阮青棠一慌,身体忽然刺疼,接着鼻子涌出一股血腥味的热流。
这时——
“滴滴!”
汽车鸣笛在催促,来自四面八方。
阮青棠刚朝前走,就听到一阵剧烈的车轮摩擦声!
“呲——”
“嘭!”
她被撞得飞了起来。
第5章
痛,很痛。
阮青棠的意识陷入黑暗,昏沉间,她好像被海水淹没,又好像被谁卡住脖子。
呼吸越来越艰难。
她用尽力气挣扎着,就在快要窒息的时候,终于醒了过来!
却发现孙梦瑶站在自己病床前,一脸狠毒:“阮青棠,你给我去死!”
呼吸机被拔了扔在一边,孙梦瑶还用被子捂死她的口鼻!
“滚开——”
求生的意志令阮青棠忽然爆发力量,一把将孙梦瑶推在地。
“咳咳!”
可她还没喘口气,房门忽得被推开:“梦瑶!”
阮青棠扭头,却见季致宇一脸紧张奔向孙梦瑶,而孙梦瑶此刻却一副楚楚可怜:“青棠姐,我好心来看你,你怎么还生气推我?”

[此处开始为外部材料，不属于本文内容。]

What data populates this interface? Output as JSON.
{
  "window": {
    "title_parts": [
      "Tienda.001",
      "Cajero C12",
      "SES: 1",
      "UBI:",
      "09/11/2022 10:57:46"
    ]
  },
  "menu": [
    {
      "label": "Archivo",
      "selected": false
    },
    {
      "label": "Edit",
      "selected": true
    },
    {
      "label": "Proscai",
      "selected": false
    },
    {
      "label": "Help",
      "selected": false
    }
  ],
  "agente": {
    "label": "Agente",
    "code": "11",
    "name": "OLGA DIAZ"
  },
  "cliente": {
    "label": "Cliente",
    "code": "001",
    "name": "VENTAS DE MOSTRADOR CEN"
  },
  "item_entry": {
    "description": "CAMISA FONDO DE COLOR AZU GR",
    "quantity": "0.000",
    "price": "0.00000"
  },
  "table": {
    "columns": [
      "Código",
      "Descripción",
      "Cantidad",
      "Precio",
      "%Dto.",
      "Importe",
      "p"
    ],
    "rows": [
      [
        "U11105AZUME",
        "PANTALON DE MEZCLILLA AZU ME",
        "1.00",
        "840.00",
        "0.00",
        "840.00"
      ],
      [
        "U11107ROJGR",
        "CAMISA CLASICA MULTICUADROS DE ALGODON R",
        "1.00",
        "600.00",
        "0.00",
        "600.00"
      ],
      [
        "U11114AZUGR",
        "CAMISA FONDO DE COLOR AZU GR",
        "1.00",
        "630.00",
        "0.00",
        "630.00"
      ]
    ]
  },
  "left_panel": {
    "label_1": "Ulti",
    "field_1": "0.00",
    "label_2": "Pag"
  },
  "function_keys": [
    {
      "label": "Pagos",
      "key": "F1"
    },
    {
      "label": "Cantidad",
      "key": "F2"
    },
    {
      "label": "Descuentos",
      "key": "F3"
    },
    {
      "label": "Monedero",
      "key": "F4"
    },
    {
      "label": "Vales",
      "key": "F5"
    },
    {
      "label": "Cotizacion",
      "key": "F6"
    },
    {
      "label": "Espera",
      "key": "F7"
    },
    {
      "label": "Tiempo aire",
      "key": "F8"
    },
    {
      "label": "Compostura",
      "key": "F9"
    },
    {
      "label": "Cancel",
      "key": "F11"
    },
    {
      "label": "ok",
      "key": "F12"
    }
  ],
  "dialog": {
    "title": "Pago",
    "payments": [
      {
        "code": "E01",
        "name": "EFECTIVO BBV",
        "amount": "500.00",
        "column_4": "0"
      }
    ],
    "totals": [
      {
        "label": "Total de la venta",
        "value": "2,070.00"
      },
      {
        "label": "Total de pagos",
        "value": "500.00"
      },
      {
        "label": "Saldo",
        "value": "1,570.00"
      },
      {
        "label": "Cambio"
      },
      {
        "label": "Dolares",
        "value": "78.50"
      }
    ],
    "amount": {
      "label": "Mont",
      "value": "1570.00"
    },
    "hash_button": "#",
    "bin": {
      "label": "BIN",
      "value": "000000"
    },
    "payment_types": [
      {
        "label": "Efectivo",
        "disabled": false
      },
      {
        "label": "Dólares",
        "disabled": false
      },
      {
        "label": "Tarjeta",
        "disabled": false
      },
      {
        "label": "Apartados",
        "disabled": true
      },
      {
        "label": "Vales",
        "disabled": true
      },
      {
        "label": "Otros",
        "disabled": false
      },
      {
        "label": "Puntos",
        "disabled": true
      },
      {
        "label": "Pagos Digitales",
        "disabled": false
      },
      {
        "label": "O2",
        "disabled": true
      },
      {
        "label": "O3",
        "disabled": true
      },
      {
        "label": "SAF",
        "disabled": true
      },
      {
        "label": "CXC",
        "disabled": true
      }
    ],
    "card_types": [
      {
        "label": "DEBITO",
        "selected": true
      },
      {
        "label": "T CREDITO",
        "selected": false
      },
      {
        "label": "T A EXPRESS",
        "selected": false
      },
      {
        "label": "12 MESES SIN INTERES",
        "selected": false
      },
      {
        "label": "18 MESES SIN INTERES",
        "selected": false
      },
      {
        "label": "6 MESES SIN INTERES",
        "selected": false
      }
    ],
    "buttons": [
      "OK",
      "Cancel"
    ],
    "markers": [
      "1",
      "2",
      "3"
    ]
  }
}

“我知道你一直不喜欢我……可你也不该为了争夺大家的关心故意被车撞啊……”
眼见这女人越说越离谱,阮青棠来不及缓和喉咙刺痛就辩驳:“你在胡说八道什么?我没有故意——”
“够了!”
季致宇抱起孙梦瑶,一脸失望睨向阮青棠:“警方调查到的行车记录仪看得清清楚楚,是你站在马路中间不走,你还有什么好狡辩的?”
“梦瑶说的对,就算你用生命威胁大家,也没人同情!”
轰然一下,如同当头一棒,叫阮青棠再也说不出话。
而季致宇抱着孙梦瑶头也不回的离开。
从头到尾,他不听一个字解释。
阮青棠死死盯着他们离开的背影,一时不知道,此时此刻是身体更痛,还是心更痛……
而接下来,像是印证季致宇的话,住院半月,没有一个人来看望阮青棠。
这天下午,她一个人来到楼下透气。
却在医院门口,却看见不远处,母亲、哥哥和季致宇都陪着孙梦瑶。
他们围着孙梦瑶上车,话语里特别宝贝:“梦瑶,车底盘高,你小心上车点,磕到脚一会又疼了”
“头不舒服就跟妈说,妈给你揉揉。”
阮青棠冷眼看着,说不出此刻的心情。
她扭头准备离开,这时候,身后传来一句:“青棠!”
脚步一顿,回头发现是季致宇走了过来,还拉住她的手,一副理所当然,毫无芥蒂的模样。
“今天是孙叔叔的忌日,所以梦瑶这几天心理状态很不稳定,我看你伤的不严重,所以这几天才一直陪着她……”
“不用解释了。”
阮青棠淡淡打断,心被伤透,此刻反倒平静。
她抬头看着季致宇:“既然你已经做了选择,何必跟我多说,我会尽快搬出和你一起住的地方。”
那个曾经给她家的地方,已经不是家了。
可季致宇却骤然神经紧绷。
他紧紧拉住阮青棠,用一种不得已的神态说:“我现在这么做,是为了你,为了我们的将来。”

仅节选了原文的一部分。